Appeal against “ignored pressure to innovate”

In an official blog post, Google justified the move to appeal by saying that the original ruling from August 2024 misunderstood market reality. According to Lee-Anne Mulholland, vice president of regulatory affairs, people use Google “because they want to, not because they’re forced to.” The court did not sufficiently take into account the rapid innovation cycle and the competitive pressure from AI startups and established players.

Google also requested that the implementation of specific requirements be stopped until the appeal is decided. The group is particularly critical of the obligation to pass on search data and syndication services to competitors. According to Google, these mandates would jeopardize user data protection and reduce the incentive for competitors to develop their own innovative products.
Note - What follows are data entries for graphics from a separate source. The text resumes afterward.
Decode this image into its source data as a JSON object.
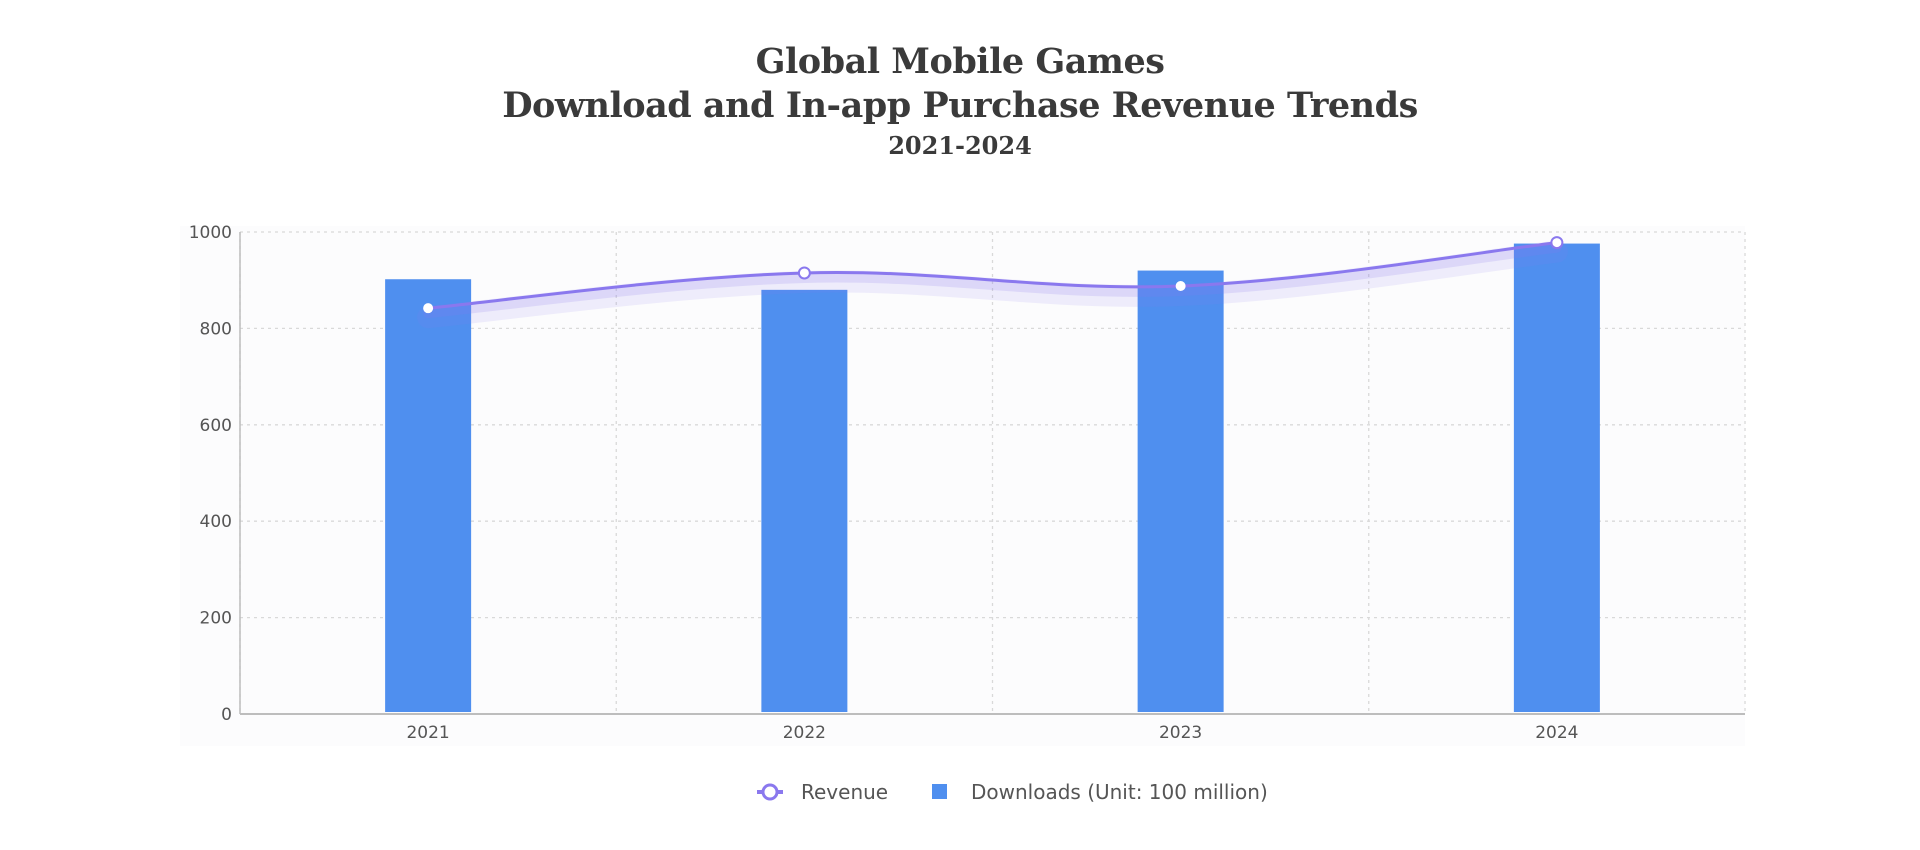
{
  "chart_data": {
    "type": "bar",
    "title": [
      "Global Mobile Games",
      "Download and In-app Purchase Revenue Trends"
    ],
    "subtitle": "2021-2024",
    "categories": [
      "2021",
      "2022",
      "2023",
      "2024"
    ],
    "series": [
      {
        "name": "Downloads (Unit: 100 million)",
        "type": "bar",
        "values": [
          902,
          880,
          920,
          976
        ],
        "color": "#4f8fef"
      },
      {
        "name": "Revenue",
        "type": "line",
        "smooth": true,
        "values": [
          842,
          915,
          888,
          978
        ],
        "color": "#8a78ee"
      }
    ],
    "ylim": [
      0,
      1000
    ],
    "yticks": [
      0,
      200,
      400,
      600,
      800,
      1000
    ],
    "ytick_labels": [
      "0",
      "200",
      "400",
      "600",
      "800",
      "1000"
    ],
    "xlabel": "",
    "ylabel": "",
    "grid": true,
    "legend_position": "bottom-center"
  }
}
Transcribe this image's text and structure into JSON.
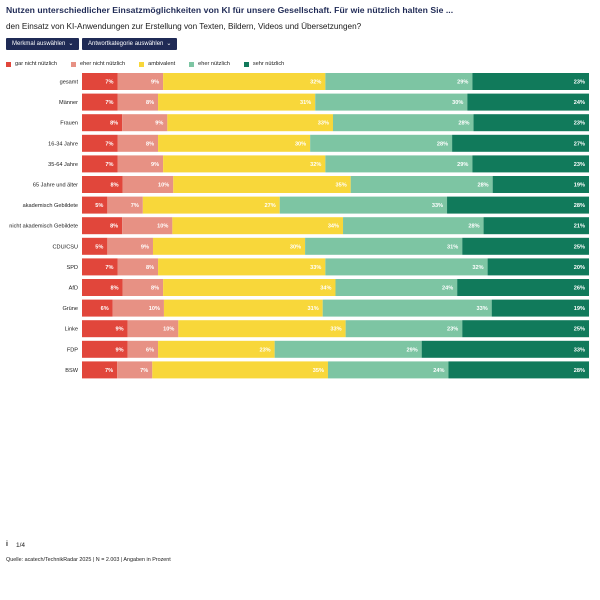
{
  "header": {
    "title": "Nutzen unterschiedlicher Einsatzmöglichkeiten von KI für unsere Gesellschaft. Für wie nützlich halten Sie ...",
    "subtitle": "den Einsatz von KI-Anwendungen zur Erstellung von Texten, Bildern, Videos und Übersetzungen?"
  },
  "controls": {
    "feature_dropdown": "Merkmal auswählen",
    "category_dropdown": "Antwortkategorie auswählen"
  },
  "colors": {
    "gar_nicht": "#e1463b",
    "eher_nicht": "#e79184",
    "ambivalent": "#f8d73a",
    "eher": "#7dc5a3",
    "sehr": "#117a5b",
    "title": "#1f2a55"
  },
  "footer": {
    "info_icon": "info-icon",
    "info_glyph": "i",
    "page": "1/4",
    "source": "Quelle: acatech/TechnikRadar 2025 | N = 2.003 | Angaben in Prozent"
  },
  "chart_data": {
    "type": "bar",
    "orientation": "horizontal",
    "stacked": true,
    "unit": "%",
    "categories": [
      "gesamt",
      "Männer",
      "Frauen",
      "16-34 Jahre",
      "35-64 Jahre",
      "65 Jahre und älter",
      "akademisch Gebildete",
      "nicht akademisch Gebildete",
      "CDU/CSU",
      "SPD",
      "AfD",
      "Grüne",
      "Linke",
      "FDP",
      "BSW"
    ],
    "series": [
      {
        "name": "gar nicht nützlich",
        "color": "#e1463b",
        "values": [
          7,
          7,
          8,
          7,
          7,
          8,
          5,
          8,
          5,
          7,
          8,
          6,
          9,
          9,
          7
        ]
      },
      {
        "name": "eher nicht nützlich",
        "color": "#e79184",
        "values": [
          9,
          8,
          9,
          8,
          9,
          10,
          7,
          10,
          9,
          8,
          8,
          10,
          10,
          6,
          7
        ]
      },
      {
        "name": "ambivalent",
        "color": "#f8d73a",
        "values": [
          32,
          31,
          33,
          30,
          32,
          35,
          27,
          34,
          30,
          33,
          34,
          31,
          33,
          23,
          35
        ]
      },
      {
        "name": "eher nützlich",
        "color": "#7dc5a3",
        "values": [
          29,
          30,
          28,
          28,
          29,
          28,
          33,
          28,
          31,
          32,
          24,
          33,
          23,
          29,
          24
        ]
      },
      {
        "name": "sehr nützlich",
        "color": "#117a5b",
        "values": [
          23,
          24,
          23,
          27,
          23,
          19,
          28,
          21,
          25,
          20,
          26,
          19,
          25,
          33,
          28
        ]
      }
    ],
    "legend": "top-left",
    "grid": false
  }
}
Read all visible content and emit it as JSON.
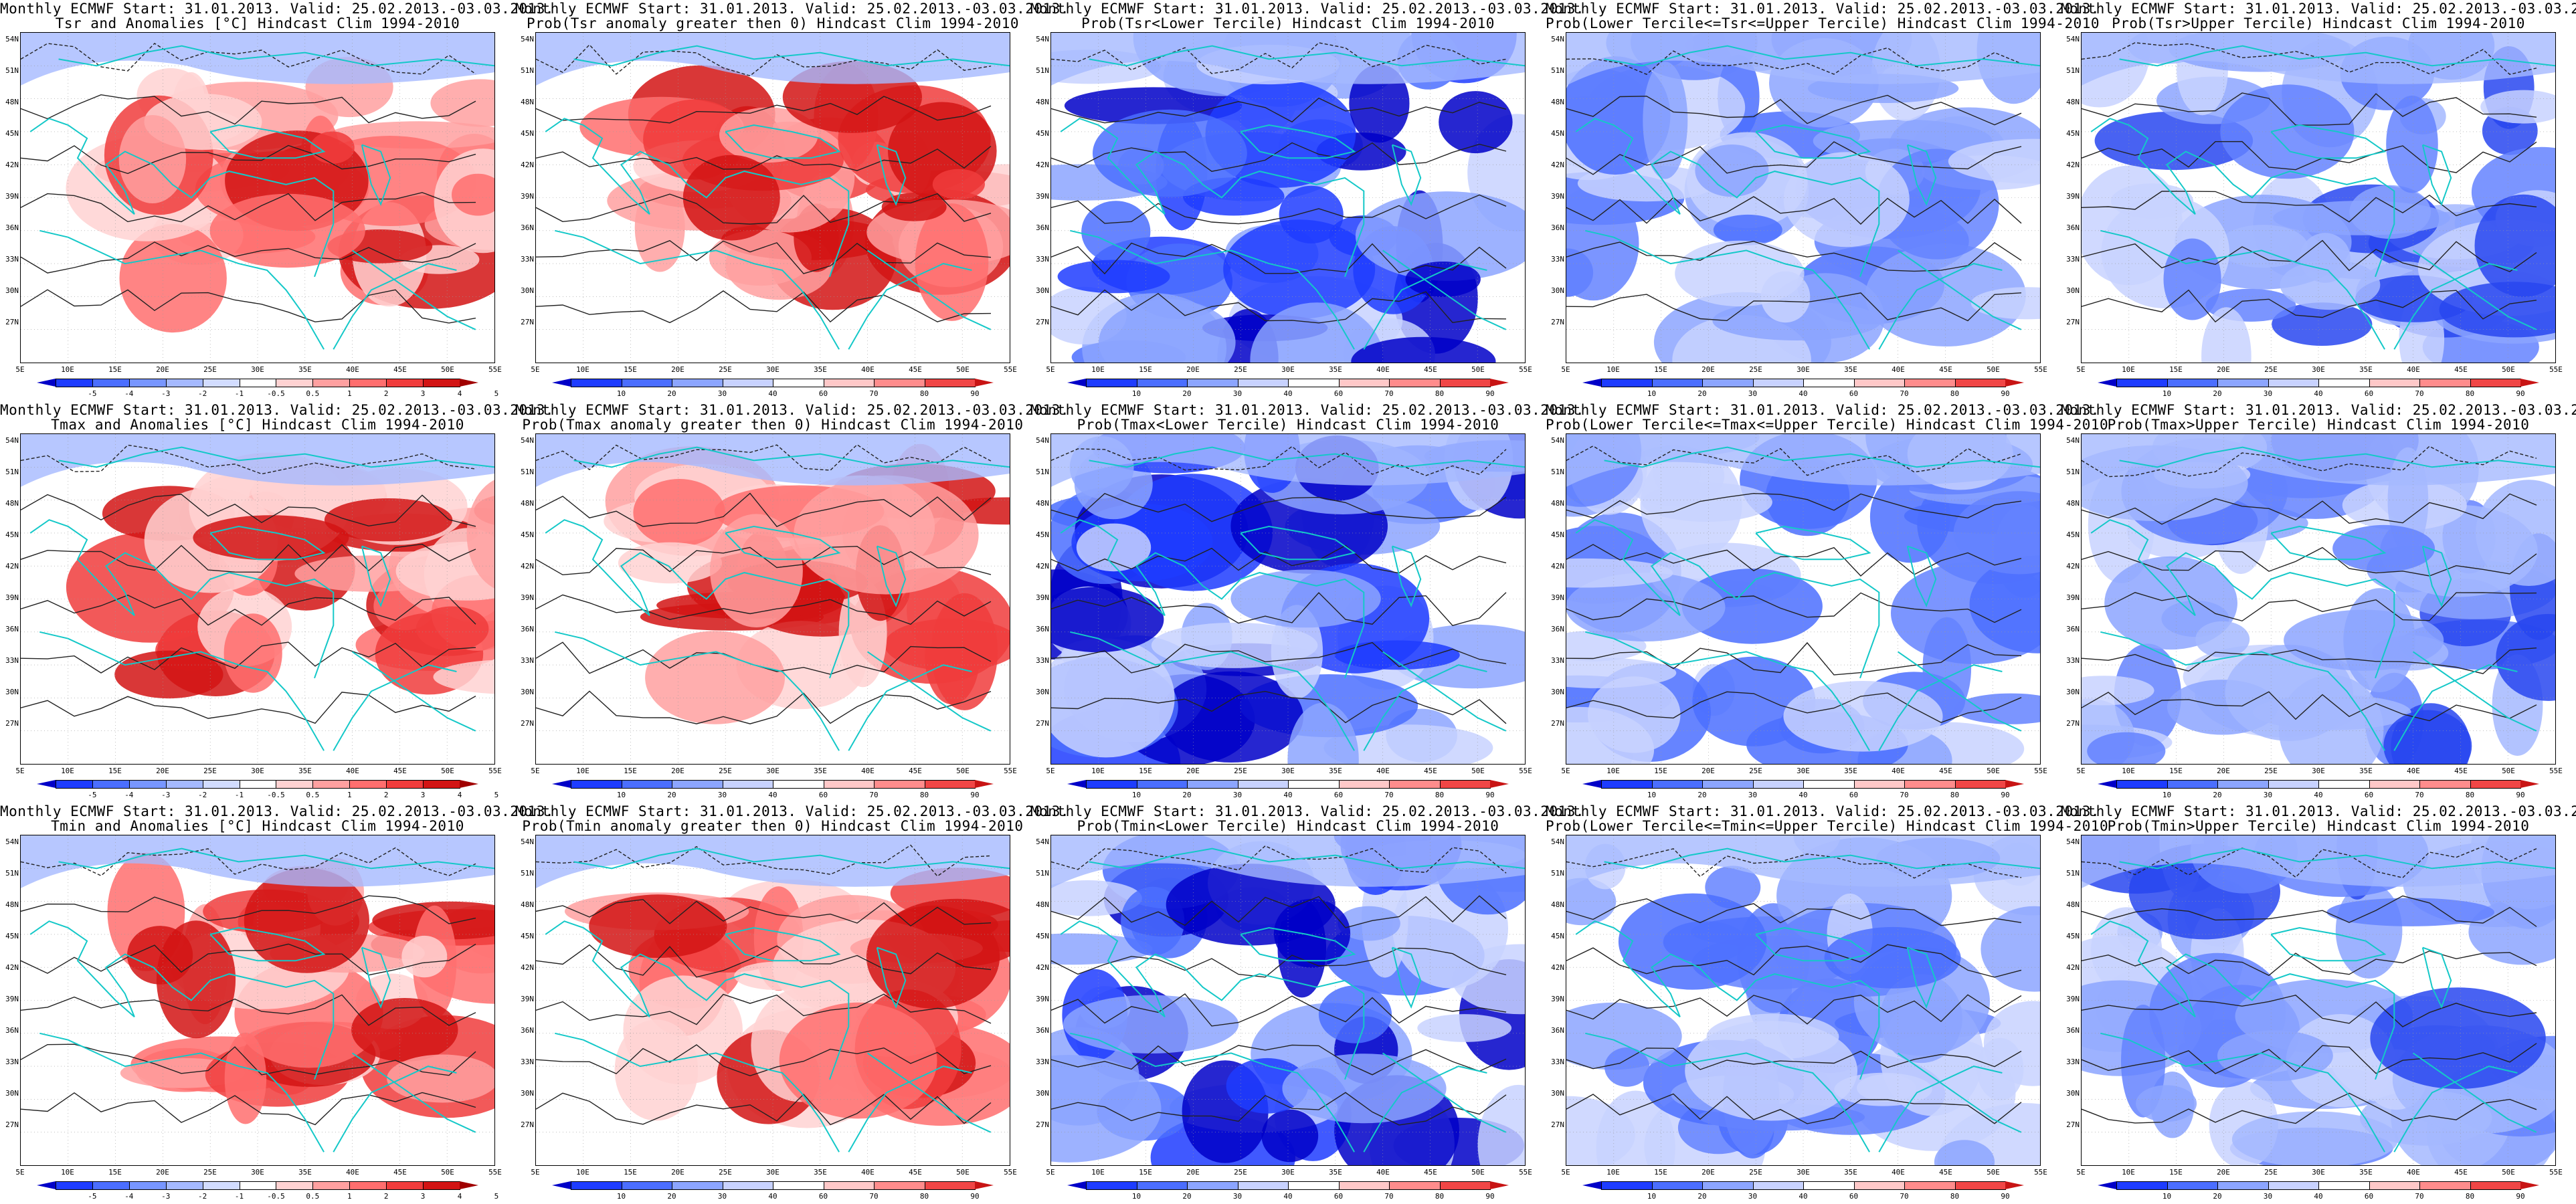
{
  "header_line": "Monthly ECMWF Start: 31.01.2013. Valid: 25.02.2013.-03.03.2013.",
  "lat_labels": [
    "54N",
    "51N",
    "48N",
    "45N",
    "42N",
    "39N",
    "36N",
    "33N",
    "30N",
    "27N"
  ],
  "lon_labels": [
    "5E",
    "10E",
    "15E",
    "20E",
    "25E",
    "30E",
    "35E",
    "40E",
    "45E",
    "50E",
    "55E"
  ],
  "colorbars": {
    "anomaly": {
      "labels": [
        "-5",
        "-4",
        "-3",
        "-2",
        "-1",
        "-0.5",
        "0.5",
        "1",
        "2",
        "3",
        "4",
        "5"
      ],
      "colors": [
        "#0000c8",
        "#1e3cff",
        "#4b6eff",
        "#7896ff",
        "#a5b9ff",
        "#d2dcff",
        "#ffffff",
        "#ffd2d2",
        "#ffa0a0",
        "#ff6e6e",
        "#f03c3c",
        "#d21414",
        "#a00000"
      ]
    },
    "probability": {
      "labels": [
        "10",
        "20",
        "30",
        "40",
        "60",
        "70",
        "80",
        "90"
      ],
      "colors": [
        "#0000c8",
        "#1e3cff",
        "#4b6eff",
        "#8ca5ff",
        "#c8d2ff",
        "#ffffff",
        "#ffc8c8",
        "#ff8c8c",
        "#f04646",
        "#c81414"
      ]
    }
  },
  "panels": [
    {
      "title": "Tsr and Anomalies [°C] Hindcast Clim 1994-2010",
      "type": "anomaly",
      "scheme": "warm"
    },
    {
      "title": "Prob(Tsr anomaly greater then 0) Hindcast Clim 1994-2010",
      "type": "probability",
      "scheme": "warm"
    },
    {
      "title": "Prob(Tsr<Lower Tercile) Hindcast Clim 1994-2010",
      "type": "probability",
      "scheme": "cold"
    },
    {
      "title": "Prob(Lower Tercile<=Tsr<=Upper Tercile) Hindcast Clim 1994-2010",
      "type": "probability",
      "scheme": "mixed"
    },
    {
      "title": "Prob(Tsr>Upper Tercile) Hindcast Clim 1994-2010",
      "type": "probability",
      "scheme": "lightcold"
    },
    {
      "title": "Tmax and Anomalies [°C] Hindcast Clim 1994-2010",
      "type": "anomaly",
      "scheme": "warm"
    },
    {
      "title": "Prob(Tmax anomaly greater then 0) Hindcast Clim 1994-2010",
      "type": "probability",
      "scheme": "warm"
    },
    {
      "title": "Prob(Tmax<Lower Tercile) Hindcast Clim 1994-2010",
      "type": "probability",
      "scheme": "cold"
    },
    {
      "title": "Prob(Lower Tercile<=Tmax<=Upper Tercile) Hindcast Clim 1994-2010",
      "type": "probability",
      "scheme": "mixed"
    },
    {
      "title": "Prob(Tmax>Upper Tercile) Hindcast Clim 1994-2010",
      "type": "probability",
      "scheme": "lightcold"
    },
    {
      "title": "Tmin and Anomalies [°C] Hindcast Clim 1994-2010",
      "type": "anomaly",
      "scheme": "warm"
    },
    {
      "title": "Prob(Tmin anomaly greater then 0) Hindcast Clim 1994-2010",
      "type": "probability",
      "scheme": "warm"
    },
    {
      "title": "Prob(Tmin<Lower Tercile) Hindcast Clim 1994-2010",
      "type": "probability",
      "scheme": "cold"
    },
    {
      "title": "Prob(Lower Tercile<=Tmin<=Upper Tercile) Hindcast Clim 1994-2010",
      "type": "probability",
      "scheme": "mixed"
    },
    {
      "title": "Prob(Tmin>Upper Tercile) Hindcast Clim 1994-2010",
      "type": "probability",
      "scheme": "lightcold"
    }
  ]
}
Milestone on the stock market for Alphabet shares despite regulatory pressure

Parallel to the legal tug-of-war, Alphabet celebrated a historic success on the stock market. On Monday, January 12, 2026, the group became only the fourth company in the world to reach a market capitalization of $4 trillion. This rally was driven primarily by growing enthusiasm for Google’s AI model Gemini and a new partnership with Apple, in which Gemini will support core Siri functions in the future.

Although Judge Mehta laid down the final remedies in December, the feared breakup of the company – for example through a sale of the Chrome browser – did not occur. Analysts rated the requirements, such as limiting exclusive contracts to a maximum of one year, as moderate. This strengthens investors’ confidence in the future profitability of the cloud and advertising business, reports CNBC.

How will Alphabet shares perform?

At the end of the week on Friday, Alphabet C shares on the NASDAQ fell slightly by 0.85 percent and closed at $330.34. Since the US stock exchanges will be closed next Monday due to Martin Luther King Jr. Day, new impulses from New York are not expected until Tuesday.